More on The Halo Effect

Just about finished this excellent book, and I have to say it's one of the best finance/business books I have read in long time. Much of it is taken up with trashing the typical "analysis" you find in the business pages and management books. A key element is this idea of the Halo Effect, namely if a company does something right - performance - people often see (or choose to see) success in other areas. So a successful company is accredited with having a great culture, or management, or both. In contrast poor performers are are seen as getting the same things wrong.

In addition, many studies of successful companies look backwards. They find successful companies and ask them, or search the business media, for what the company got right. As such they tend attribute success to certain factors once they know what the performance 'answer' is. Although some studies try to overcome this by also including a sample of less good or poorly-performing companies, they often still draw on the same kind of flawed reporting (business press 'stories', asking managers what they got 'right', etc).

The book also argues that success is temporary. Not only is there the effect of mean regression, but companies are also not operating in a vacuum. Competitors can copy products or practices and thus close the gap. Therefore advice (consulting) that claims to offer management techniques that are surefire winners on some quasi-scientific basis, is basically rubbish. In addition performance is, unfortunately, relative, not absolute. A company can significantly improve, becoming more efficient and profitable, yet still lose ground if its competitors are improving at a faster rate. So a business can fail even when it is doing well.

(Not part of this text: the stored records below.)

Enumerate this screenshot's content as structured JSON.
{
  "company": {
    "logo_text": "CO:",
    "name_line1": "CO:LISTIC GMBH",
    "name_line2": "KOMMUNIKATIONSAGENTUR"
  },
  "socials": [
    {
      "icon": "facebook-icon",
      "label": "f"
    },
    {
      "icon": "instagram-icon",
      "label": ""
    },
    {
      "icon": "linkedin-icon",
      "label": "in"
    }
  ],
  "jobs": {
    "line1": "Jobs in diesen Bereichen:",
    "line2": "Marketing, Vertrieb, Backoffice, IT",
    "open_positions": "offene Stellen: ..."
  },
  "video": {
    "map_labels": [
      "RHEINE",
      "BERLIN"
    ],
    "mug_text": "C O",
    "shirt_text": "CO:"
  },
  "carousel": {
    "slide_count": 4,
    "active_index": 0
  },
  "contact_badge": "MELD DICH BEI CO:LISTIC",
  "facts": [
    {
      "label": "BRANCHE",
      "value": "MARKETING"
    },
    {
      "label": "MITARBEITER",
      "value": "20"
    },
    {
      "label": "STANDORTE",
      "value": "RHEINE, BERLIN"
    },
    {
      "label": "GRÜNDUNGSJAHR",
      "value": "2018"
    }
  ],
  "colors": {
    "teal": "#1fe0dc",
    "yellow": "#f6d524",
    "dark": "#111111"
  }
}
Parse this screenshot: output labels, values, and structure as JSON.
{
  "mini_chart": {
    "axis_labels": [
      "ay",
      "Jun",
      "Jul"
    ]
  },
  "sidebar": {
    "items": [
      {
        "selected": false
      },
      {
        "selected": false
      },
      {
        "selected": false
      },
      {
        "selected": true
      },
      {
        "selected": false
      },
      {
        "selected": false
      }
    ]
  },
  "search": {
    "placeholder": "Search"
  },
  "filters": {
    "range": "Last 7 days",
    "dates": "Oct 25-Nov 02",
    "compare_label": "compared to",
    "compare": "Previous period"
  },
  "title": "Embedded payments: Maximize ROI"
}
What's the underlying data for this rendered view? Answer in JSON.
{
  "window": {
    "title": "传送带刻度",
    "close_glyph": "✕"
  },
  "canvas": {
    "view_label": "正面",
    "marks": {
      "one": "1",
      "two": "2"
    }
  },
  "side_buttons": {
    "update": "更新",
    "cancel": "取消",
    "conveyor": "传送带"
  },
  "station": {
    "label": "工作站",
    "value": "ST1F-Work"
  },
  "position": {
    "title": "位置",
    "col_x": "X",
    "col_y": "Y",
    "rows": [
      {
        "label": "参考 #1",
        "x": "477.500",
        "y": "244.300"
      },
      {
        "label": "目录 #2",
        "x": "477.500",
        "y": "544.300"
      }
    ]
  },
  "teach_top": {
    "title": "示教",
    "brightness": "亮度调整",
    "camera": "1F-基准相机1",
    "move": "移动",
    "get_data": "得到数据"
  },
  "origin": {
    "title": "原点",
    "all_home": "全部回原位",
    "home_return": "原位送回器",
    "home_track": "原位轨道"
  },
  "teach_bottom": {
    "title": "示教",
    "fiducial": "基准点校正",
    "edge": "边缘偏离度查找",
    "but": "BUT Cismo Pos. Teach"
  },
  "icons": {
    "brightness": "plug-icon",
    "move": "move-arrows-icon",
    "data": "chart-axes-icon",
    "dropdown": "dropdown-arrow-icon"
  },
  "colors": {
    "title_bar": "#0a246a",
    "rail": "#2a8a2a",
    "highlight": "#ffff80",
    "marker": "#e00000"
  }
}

Perhaps my favourite thing about the book is the emphasis on story-telling in both the business press and management books. Much commentary stresses the roles of key individuals, certain decisions, or elements of a particular business's culture or strategy. Yet these are really little more than narratives with a moral in them (ie focus on your core business). I've always had a gut feeling that business reporting works primarily on this basis, and is therefore fundamentally misleading (if perhaps inspiring to some). I don't think I'll ever be able to read the business pages in the same way now.

Great stuff all round. I suppose the next question is how do we apply it?